I bolted upright. Today was harvest day!
The previous October, Anne and I had planted four beds of winter wheat. For nine long months I had waited for this day, watching over my crop like a nervous mother-to-be, rejoicing at its germination when the first sprouts cautiously peeked through the soil, missing it in its childhood when it disappeared under a blanket of snow, then celebrating its return in the spring. For nine long months I’d protected it against the neighbor’s cats, shooed away grasshoppers, and deterred greedy crows as it grew to maturity, turning from grassy green to bread-crust gold.
Growing winter wheat is a horticultural act of faith, if there ever was one. You’d think one ought to be able to grow a grain of wheat in less time than it takes to make a human baby, yet the gestation period is almost precisely the same. As is, remarkably, the number of chromosomes. Wheat contains one of the most complex genomic structures in the plant world, with forty-two chromosomes, only four fewer than humans.
The wheat had “died off” in the winter, going dormant. Then, in the first days of spring, despite looking deader than a bale of straw on a Halloween hayride, it had reawakened the very same week as its swanky suburban cousin ryegrass, and by late spring it had grown to a straight, strong, three-foot-high stalk.
Of grass, not grain.
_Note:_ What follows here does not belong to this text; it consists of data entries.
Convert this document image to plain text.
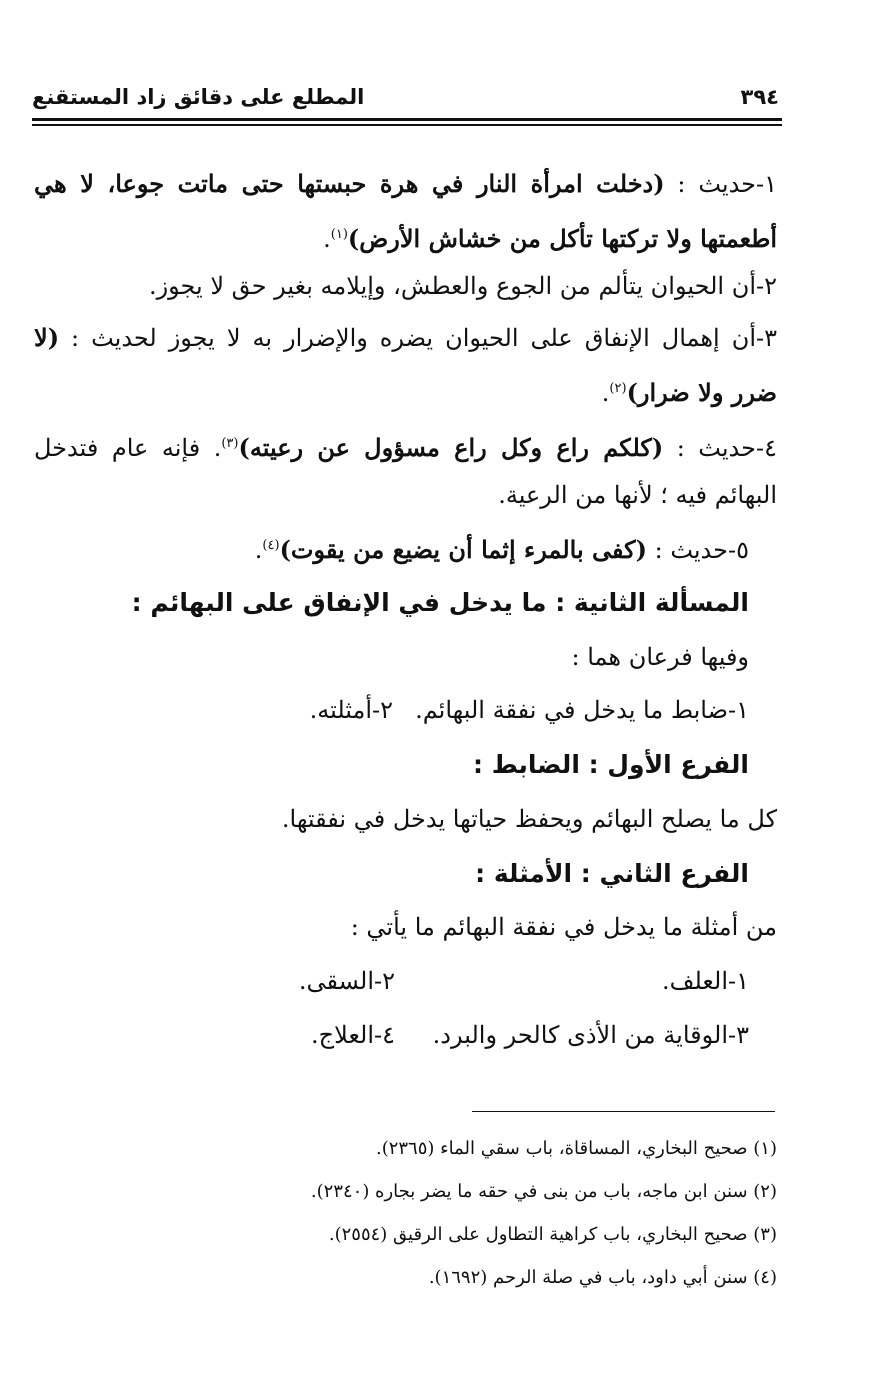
المطلع على دقائق زاد المستقنع	٣٩٤
١-حديث : (دخلت امرأة النار في هرة حبستها حتى ماتت جوعا، لا هي
أطعمتها ولا تركتها تأكل من خشاش الأرض)$^{(١)}$.
٢-أن الحيوان يتألم من الجوع والعطش، وإيلامه بغير حق لا يجوز.
٣-أن إهمال الإنفاق على الحيوان يضره والإضرار به لا يجوز لحديث : (لا
ضرر ولا ضرار)$^{(٢)}$.
٤-حديث : (كلكم راع وكل راع مسؤول عن رعيته)$^{(٣)}$. فإنه عام فتدخل
البهائم فيه ؛ لأنها من الرعية.
٥-حديث : (كفى بالمرء إثما أن يضيع من يقوت)$^{(٤)}$.
المسألة الثانية : ما يدخل في الإنفاق على البهائم :
وفيها فرعان هما :
١-ضابط ما يدخل في نفقة البهائم.٢-أمثلته.
الفرع الأول : الضابط :
كل ما يصلح البهائم ويحفظ حياتها يدخل في نفقتها.
الفرع الثاني : الأمثلة :
من أمثلة ما يدخل في نفقة البهائم ما يأتي :
١-العلف.
٢-السقى.
٣-الوقاية من الأذى كالحر والبرد.
٤-العلاج.
(١) صحيح البخاري، المساقاة، باب سقي الماء (٢٣٦٥).
(٢) سنن ابن ماجه، باب من بنى في حقه ما يضر بجاره (٢٣٤٠).
(٣) صحيح البخاري، باب كراهية التطاول على الرقيق (٢٥٥٤).
(٤) سنن أبي داود، باب في صلة الرحم (١٦٩٢).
Even in May there was nothing to suggest that this stalk of grass might turn into something remotely edible. The wait for it to form seed heads and change from green to golden seemed endless. But three weeks ago, startling in its suddenness, it had almost magically become recognizable wheat. A week after that, the proud wheat heads bowed to the earth, each stalk curling over in a graceful arc, a biological mechanism that protects it from rain, for as the wheat approaches ripeness, a good soaking could cause it to sprout uselessly on the stalk rather than fall to the ground and sprout in the earth.
It was a touching gesture, the swollen, almost voluptuous seed head bending over to face the very earth it had sprung from, bowing as if offering its head in sacrifice to its master so that others might gain nourishment—and life.
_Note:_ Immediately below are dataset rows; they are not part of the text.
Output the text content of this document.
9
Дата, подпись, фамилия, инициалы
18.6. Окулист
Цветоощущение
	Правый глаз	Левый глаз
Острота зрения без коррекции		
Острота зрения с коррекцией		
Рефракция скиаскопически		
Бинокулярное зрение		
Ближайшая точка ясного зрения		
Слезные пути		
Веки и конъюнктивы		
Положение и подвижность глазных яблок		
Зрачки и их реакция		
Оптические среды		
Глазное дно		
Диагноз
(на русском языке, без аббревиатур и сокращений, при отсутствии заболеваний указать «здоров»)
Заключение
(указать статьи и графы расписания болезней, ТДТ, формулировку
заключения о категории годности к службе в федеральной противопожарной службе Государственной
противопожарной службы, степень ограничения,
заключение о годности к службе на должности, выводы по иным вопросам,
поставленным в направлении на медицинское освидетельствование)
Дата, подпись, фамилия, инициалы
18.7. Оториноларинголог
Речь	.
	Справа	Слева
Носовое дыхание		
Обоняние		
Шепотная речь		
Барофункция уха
I was only too happy to oblige. First I had to be sure it was ripe. I brought a seed head over to Erle Zuill, a local seventy-five-year-old farmer, for a look. The very first thing out of his mouth made my blood run cold.
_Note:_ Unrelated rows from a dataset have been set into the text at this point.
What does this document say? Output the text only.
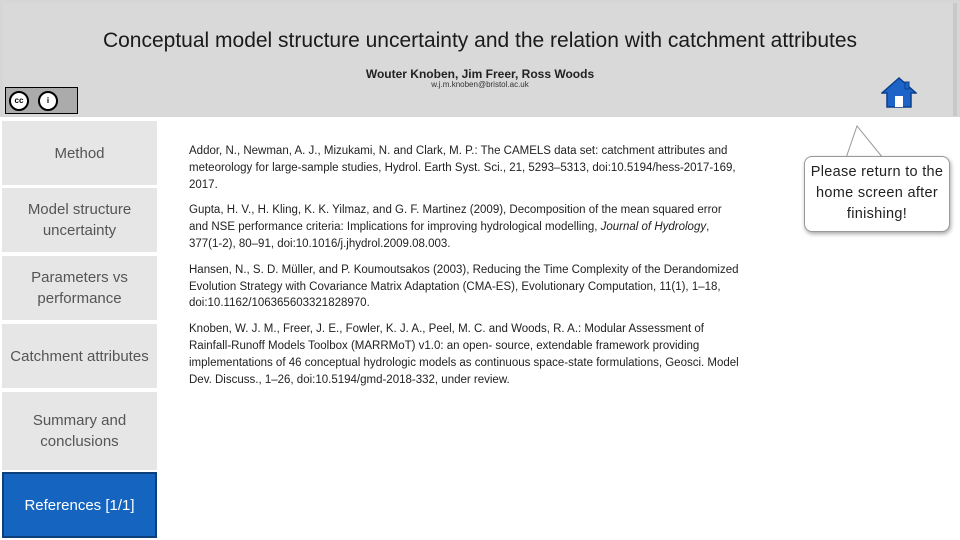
Conceptual model structure uncertainty and the relation with catchment attributes
Wouter Knoben, Jim Freer, Ross Woods
w.j.m.knoben@bristol.ac.uk
cc	i
Method
Model structure uncertainty
Parameters vs performance
Catchment attributes
Summary and conclusions
References [1/1]
Addor, N., Newman, A. J., Mizukami, N. and Clark, M. P.: The CAMELS data set: catchment attributes and meteorology for large-sample studies, Hydrol. Earth Syst. Sci., 21, 5293–5313, doi:10.5194/hess-2017-169, 2017.
Gupta, H. V., H. Kling, K. K. Yilmaz, and G. F. Martinez (2009), Decomposition of the mean squared error and NSE performance criteria: Implications for improving hydrological modelling, Journal of Hydrology, 377(1-2), 80–91, doi:10.1016/j.jhydrol.2009.08.003.
Hansen, N., S. D. Müller, and P. Koumoutsakos (2003), Reducing the Time Complexity of the Derandomized Evolution Strategy with Covariance Matrix Adaptation (CMA-ES), Evolutionary Computation, 11(1), 1–18, doi:10.1162/106365603321828970.
Knoben, W. J. M., Freer, J. E., Fowler, K. J. A., Peel, M. C. and Woods, R. A.: Modular Assessment of Rainfall-Runoff Models Toolbox (MARRMoT) v1.0: an open- source, extendable framework providing implementations of 46 conceptual hydrologic models as continuous space-state formulations, Geosci. Model Dev. Discuss., 1–26, doi:10.5194/gmd-2018-332, under review.
Please return to the home screen after finishing!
“Are you sure this is wheat?”
He ran his fingers over the threads that were coming out of the seed head. “It looks more like barley. I’ve never seen threads like this on wheat.”
Oh my God! What had I done? My mind started racing. I was sure the packet had said wheat—wasn’t I?—but the seed company could’ve made a packing error.
“Of course, the last time I harvested wheat was fifty years ago,” Erle added. Erle or anyone else in the county, I thought. Later on, I would learn that some classes of wheat, including the soft red winter wheat that he might have planted back then, are “beardless,” lacking those long threads.
I relaxed a bit as he rubbed his aged, coarse farmer’s hands together vigorously, opened them, and blew. The chaff drift ed away with his breath, leaving a small palmful of wheat berries, a little smaller than popcorn kernels, behind.
“It’s ripe for sure.”
That’s what I was waiting to hear.
Harvesting grain, the act that turned
Homo sapiens
from nomadic hunters and gatherers to village, then town, and finally city dwellers. Once our ancestors had learned to cultivate grain some ten thousand years ago, they could put down their own roots and stay in one place. And create pottery. And houses. And societies and schools and arts and writing and buildings. Thus in a sense the grain I was about to harvest was a direct and necessary antecedent to the magnificent Empire State Building, sixty miles to the south. As my knowledge of harvesting was based in whole on the same Flemish art that had filled my head when I planted the wheat, I had a similarly romantic vision of how the process would go. Stooped over, grabbing handfuls of wheat in my left hand, I’d swing the curved sickle in a graceful arc with my right, cleanly cutting the stalks off a few
inches above the earth. The Good Wife would follow behind, gathering the wheat into sheaves, tying them, and laying them in the field, where the Happy Children, laughing and making a game of the work, would gather them up and bring them to the barn.